Development of noninvasive imaging modalities to quantify amyloid burden over time is an unmet clinical need. Technetium pyrophosphate (99mTc-PYP) scintigraphy is a simple and widely available radiotracer useful to differentiate transthyretin from light-chain amyloidosis in patients with advanced cardiac amyloidosis. We examined the utility of serial 99mTc-PYP scanning to quantify amyloid burden over time in TTR cardiac amyloidosis (ATTR-CA).

Methods and Results

Twenty subjects with ATTR-CA (10 wild type, 10 mutant) underwent serial 99mTc-PYP planar cardiac imaging. Cardiac retention was assessed both semiquantitatively (visual score 0, no uptake to 3, uptake greater than bone) and quantitatively (region of interest drawn over the heart, copied, and mirrored over the contralateral chest) to calculate a heart-to-contralateral (H/CL) ratio.
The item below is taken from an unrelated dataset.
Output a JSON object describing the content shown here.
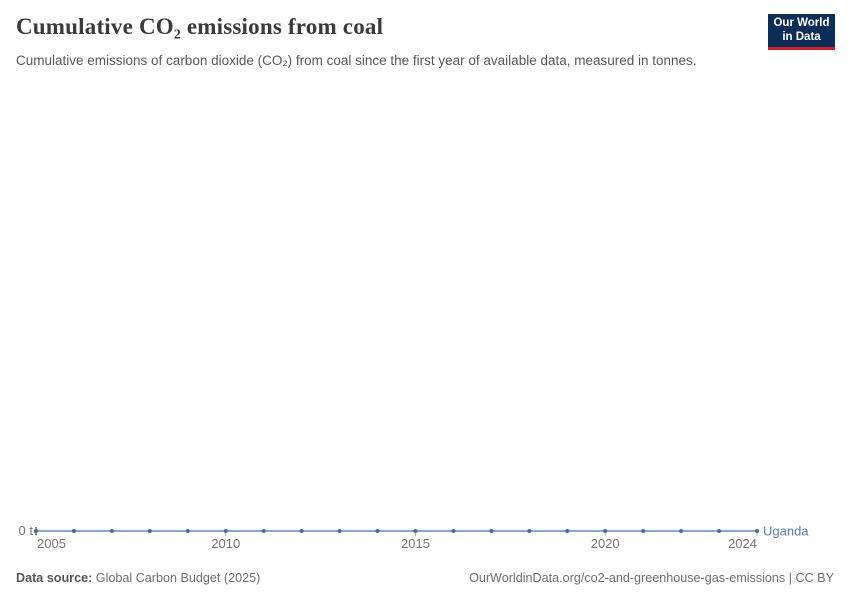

Index scan mean visual score and H/CL were 3.0 ± 0.2 and 1.79 ± 0.2, respectively, and after an average 1.5 ± 0.5 years follow-up, did not differ, 3.0 ± 0.2, P = .33 and 1.76 ± 0.2, P = .44. H/CL change was minimal, 0.03 ± 0.17, did not correlate with time between scans, r = 0.19, P = .43, and was observed despite obvious clinical progression (increase in troponin ≥ 0.1 ng/mL, BNP ≥ 400 pg/mL, NYHA class, and/or death).

Conclusions

Serial 99mTc-PYP scanning in subjects with advanced ATTR-CA does not show significant changes over an average 1.5 years of follow-up despite obvious clinical progression.